Thank you very much for cheering me up!

I think that the decision to start on your own is a great one. It will take some time to grow but it is okay. I am sad for your loss. But I am sure you will be happier in the next year. Best wishes for 2022💖

Yes! It was the best decision I made in this year. Now I have to do each and every step of my cases and deeds by myself without depending on another. I have to search for knowledge. That's a good thing. Wish you too a happy and healthy new year!

It has been a tough year but you have showed the life that you are tougher than it. Keep up your courage akka. You have sined throughout this year!

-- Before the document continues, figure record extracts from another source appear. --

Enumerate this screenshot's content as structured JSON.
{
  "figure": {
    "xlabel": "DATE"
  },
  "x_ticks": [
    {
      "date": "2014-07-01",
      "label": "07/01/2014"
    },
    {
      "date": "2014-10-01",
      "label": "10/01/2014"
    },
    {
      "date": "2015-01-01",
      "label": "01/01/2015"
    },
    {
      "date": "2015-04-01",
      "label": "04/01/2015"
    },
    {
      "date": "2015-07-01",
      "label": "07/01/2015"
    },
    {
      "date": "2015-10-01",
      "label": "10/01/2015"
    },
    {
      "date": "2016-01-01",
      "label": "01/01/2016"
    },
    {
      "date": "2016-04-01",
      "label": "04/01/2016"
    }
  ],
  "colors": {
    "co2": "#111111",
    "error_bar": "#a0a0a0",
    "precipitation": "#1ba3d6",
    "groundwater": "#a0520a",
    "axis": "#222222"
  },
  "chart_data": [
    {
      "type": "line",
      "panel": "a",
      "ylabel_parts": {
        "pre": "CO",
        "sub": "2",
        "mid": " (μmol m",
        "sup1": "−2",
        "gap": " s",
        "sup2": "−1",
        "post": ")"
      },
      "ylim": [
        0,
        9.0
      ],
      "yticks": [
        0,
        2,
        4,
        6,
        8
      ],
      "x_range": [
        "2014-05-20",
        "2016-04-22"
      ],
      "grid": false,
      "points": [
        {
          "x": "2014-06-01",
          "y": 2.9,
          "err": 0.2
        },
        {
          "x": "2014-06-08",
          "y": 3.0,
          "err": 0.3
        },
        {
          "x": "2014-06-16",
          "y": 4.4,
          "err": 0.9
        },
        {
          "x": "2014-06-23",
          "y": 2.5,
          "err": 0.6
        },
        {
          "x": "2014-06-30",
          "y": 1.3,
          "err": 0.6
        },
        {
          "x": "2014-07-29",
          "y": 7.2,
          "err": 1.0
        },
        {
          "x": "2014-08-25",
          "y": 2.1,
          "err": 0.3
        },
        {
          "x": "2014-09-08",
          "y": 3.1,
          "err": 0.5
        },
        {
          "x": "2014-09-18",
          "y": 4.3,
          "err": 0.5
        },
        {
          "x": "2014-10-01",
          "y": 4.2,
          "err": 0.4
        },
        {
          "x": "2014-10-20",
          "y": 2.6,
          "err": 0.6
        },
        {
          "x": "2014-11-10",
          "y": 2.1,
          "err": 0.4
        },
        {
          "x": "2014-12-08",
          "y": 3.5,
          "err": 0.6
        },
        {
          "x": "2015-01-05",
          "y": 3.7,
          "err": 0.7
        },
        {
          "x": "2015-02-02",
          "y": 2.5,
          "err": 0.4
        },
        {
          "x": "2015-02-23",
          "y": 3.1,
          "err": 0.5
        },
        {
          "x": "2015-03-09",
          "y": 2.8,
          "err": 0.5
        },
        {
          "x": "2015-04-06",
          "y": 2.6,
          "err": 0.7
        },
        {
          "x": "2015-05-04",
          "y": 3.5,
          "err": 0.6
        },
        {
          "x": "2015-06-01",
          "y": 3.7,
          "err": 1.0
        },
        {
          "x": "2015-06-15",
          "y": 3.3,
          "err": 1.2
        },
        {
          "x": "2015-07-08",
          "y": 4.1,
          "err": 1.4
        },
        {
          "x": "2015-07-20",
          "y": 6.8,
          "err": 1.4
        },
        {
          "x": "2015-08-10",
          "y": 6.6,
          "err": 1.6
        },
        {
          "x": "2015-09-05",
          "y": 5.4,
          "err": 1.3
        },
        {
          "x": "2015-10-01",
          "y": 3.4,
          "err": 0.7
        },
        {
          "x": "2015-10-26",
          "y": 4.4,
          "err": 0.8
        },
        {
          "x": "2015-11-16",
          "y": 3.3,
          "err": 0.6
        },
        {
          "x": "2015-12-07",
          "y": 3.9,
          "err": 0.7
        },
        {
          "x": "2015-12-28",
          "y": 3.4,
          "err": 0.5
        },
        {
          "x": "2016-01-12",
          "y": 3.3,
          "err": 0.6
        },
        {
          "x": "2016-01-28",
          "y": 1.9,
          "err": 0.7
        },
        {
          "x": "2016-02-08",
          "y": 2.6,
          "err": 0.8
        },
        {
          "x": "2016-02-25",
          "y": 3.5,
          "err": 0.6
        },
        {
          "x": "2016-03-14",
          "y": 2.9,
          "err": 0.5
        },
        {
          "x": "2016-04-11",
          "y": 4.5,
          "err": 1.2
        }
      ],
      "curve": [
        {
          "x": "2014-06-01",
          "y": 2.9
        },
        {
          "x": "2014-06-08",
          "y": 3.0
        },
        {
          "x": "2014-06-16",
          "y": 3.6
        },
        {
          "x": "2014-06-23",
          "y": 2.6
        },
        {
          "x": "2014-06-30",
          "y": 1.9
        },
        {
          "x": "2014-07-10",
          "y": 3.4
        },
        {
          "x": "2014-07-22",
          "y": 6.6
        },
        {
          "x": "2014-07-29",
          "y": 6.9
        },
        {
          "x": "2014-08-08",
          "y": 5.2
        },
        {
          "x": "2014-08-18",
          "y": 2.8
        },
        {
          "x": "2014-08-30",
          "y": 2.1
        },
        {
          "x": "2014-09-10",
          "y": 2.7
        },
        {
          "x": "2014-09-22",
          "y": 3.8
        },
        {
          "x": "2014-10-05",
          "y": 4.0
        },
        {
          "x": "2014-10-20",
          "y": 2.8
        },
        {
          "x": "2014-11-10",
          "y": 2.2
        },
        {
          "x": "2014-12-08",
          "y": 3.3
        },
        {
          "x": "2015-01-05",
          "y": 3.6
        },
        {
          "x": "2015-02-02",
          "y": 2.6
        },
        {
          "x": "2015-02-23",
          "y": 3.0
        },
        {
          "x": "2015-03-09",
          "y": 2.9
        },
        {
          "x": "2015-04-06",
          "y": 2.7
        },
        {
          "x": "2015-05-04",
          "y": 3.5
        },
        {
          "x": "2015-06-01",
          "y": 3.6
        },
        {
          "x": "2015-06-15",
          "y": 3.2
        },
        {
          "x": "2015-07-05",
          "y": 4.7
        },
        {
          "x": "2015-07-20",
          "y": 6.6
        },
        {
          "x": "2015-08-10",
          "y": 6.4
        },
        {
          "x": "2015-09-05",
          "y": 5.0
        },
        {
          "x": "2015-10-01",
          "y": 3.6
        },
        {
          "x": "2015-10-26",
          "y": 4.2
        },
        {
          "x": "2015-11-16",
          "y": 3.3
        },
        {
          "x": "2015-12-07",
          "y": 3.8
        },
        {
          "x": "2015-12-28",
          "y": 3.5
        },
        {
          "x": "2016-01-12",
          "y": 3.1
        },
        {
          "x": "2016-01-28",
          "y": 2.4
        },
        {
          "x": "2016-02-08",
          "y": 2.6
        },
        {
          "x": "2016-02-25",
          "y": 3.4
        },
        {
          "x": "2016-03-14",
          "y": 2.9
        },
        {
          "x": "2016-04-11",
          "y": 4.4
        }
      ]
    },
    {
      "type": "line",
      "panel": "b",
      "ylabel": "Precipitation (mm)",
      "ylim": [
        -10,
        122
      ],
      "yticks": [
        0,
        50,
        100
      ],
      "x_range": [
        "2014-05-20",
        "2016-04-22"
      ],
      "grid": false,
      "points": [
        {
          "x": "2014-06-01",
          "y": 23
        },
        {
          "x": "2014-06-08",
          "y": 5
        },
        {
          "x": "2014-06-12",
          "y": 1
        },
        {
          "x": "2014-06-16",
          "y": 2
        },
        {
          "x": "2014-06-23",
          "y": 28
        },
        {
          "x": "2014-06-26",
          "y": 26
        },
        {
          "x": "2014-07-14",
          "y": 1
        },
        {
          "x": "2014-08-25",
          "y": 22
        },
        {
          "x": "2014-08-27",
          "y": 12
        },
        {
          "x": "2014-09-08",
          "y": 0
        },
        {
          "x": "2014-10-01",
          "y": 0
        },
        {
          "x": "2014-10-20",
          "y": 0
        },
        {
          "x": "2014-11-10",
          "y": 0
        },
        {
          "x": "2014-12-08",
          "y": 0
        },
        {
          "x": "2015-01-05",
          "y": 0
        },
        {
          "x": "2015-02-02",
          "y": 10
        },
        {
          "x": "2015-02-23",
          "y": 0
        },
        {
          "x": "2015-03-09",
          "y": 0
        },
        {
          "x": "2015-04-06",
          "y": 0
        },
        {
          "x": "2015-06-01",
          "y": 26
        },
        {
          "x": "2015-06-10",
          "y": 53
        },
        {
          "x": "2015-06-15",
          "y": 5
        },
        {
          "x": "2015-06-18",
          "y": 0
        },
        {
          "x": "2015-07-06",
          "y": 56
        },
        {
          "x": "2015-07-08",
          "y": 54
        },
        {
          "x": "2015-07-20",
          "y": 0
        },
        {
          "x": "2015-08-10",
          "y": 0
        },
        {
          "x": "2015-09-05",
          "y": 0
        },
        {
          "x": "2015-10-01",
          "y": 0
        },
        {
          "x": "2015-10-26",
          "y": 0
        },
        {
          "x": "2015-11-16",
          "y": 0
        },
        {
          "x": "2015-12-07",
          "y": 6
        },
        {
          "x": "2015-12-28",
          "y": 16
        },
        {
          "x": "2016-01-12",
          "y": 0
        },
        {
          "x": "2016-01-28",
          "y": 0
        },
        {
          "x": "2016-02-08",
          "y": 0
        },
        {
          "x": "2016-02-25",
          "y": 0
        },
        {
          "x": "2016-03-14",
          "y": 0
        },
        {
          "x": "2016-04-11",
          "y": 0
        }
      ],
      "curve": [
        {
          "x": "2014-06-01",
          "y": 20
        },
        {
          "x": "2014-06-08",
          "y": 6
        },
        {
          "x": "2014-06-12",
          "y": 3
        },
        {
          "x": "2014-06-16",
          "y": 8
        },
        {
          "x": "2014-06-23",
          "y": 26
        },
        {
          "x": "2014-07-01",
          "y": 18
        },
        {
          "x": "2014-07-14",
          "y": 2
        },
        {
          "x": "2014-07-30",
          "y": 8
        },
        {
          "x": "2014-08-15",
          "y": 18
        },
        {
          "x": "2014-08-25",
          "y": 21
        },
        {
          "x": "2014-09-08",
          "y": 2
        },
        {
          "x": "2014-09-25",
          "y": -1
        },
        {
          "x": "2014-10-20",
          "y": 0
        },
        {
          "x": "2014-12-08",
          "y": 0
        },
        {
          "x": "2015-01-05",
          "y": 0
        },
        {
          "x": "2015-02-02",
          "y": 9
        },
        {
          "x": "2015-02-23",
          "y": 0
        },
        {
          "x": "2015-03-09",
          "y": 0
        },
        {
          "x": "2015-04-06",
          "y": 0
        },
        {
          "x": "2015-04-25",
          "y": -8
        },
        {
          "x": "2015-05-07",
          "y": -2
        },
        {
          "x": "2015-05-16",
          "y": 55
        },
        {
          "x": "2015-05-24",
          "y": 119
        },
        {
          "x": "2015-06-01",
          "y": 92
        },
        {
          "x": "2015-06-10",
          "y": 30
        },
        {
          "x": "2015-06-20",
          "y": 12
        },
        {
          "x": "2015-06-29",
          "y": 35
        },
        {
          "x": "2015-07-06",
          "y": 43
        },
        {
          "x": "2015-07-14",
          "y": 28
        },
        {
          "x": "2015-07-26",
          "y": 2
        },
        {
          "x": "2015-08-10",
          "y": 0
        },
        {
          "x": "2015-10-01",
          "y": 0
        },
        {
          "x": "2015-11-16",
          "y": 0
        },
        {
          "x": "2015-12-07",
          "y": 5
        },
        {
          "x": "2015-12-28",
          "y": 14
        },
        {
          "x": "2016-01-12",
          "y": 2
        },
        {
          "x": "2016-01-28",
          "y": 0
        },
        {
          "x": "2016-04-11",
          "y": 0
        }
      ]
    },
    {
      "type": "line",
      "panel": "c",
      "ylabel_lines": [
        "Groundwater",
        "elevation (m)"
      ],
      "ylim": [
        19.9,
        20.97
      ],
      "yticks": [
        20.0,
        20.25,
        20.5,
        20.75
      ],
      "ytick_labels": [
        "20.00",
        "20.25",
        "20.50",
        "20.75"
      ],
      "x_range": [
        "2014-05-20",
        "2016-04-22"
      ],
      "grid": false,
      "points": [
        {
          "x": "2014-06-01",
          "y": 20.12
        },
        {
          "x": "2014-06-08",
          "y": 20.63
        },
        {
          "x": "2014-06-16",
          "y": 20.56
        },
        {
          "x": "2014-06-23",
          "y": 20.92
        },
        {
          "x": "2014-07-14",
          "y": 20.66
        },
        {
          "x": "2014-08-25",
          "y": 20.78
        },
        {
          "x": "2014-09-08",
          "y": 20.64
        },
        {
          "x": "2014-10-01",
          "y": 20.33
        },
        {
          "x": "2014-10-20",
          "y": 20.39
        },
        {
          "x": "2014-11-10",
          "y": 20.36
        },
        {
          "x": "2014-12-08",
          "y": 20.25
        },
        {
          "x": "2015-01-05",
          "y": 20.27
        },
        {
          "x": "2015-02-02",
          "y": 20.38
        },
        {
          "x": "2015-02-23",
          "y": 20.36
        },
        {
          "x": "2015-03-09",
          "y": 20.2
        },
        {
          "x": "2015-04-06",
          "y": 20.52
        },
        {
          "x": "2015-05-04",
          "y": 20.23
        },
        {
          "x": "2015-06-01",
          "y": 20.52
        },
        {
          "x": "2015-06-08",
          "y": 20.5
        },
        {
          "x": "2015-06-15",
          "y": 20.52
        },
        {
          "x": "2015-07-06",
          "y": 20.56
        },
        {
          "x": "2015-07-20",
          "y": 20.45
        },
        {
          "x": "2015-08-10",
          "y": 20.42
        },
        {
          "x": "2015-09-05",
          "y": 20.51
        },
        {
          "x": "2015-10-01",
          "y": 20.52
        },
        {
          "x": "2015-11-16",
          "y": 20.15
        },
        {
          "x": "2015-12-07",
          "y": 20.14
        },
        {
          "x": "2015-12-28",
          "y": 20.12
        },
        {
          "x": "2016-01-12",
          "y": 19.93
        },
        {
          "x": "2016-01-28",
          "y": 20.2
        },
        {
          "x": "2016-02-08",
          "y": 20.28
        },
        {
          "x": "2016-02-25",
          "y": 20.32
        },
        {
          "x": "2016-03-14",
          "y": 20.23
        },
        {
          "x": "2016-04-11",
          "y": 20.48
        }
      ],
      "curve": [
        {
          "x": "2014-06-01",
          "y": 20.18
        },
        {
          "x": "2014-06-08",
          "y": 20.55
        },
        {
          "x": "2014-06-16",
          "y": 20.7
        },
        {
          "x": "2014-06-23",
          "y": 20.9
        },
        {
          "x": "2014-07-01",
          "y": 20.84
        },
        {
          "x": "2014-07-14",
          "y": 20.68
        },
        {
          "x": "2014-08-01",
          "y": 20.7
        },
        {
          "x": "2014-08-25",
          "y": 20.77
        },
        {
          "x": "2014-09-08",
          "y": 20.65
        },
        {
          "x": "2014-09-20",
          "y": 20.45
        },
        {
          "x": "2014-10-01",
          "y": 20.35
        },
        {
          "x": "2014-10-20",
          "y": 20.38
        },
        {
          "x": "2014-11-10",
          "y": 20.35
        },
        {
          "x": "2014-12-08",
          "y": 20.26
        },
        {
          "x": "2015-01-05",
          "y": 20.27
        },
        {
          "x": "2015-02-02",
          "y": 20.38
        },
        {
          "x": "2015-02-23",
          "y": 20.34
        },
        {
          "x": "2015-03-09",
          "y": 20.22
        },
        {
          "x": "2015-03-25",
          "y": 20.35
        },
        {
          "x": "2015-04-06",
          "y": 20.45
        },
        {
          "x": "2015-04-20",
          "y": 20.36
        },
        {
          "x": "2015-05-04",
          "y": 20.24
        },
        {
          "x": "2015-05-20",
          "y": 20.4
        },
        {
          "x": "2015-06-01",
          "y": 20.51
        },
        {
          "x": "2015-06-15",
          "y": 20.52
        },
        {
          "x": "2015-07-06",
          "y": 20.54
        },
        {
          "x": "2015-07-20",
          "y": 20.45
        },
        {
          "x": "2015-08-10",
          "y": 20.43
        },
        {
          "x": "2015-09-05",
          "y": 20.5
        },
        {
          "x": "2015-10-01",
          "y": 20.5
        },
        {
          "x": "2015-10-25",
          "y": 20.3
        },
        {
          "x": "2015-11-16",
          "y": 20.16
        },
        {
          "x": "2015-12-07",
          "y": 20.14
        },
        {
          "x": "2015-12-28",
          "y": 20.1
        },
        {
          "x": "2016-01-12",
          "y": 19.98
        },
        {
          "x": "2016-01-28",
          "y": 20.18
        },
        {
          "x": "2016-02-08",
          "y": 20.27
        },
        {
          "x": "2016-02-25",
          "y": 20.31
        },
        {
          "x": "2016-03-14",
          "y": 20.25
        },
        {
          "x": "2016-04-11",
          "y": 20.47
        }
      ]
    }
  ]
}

Yes..it was tough. But I had experiences which taught me life lessons at the same time. Thank you nangi..

I could stay close to my husband seeing him every hour for five months this year.

I remember the day you wrote that he went Colombo back. If you join a company in Colombo you can stay close to him. Live in that dream.

The best things will come in best time.. Stay with dreams

Wish you a happy new year

You are right... I'm trying my best to settle in colombo.
Thank you for your wishes and wish you too a happy and successful new year!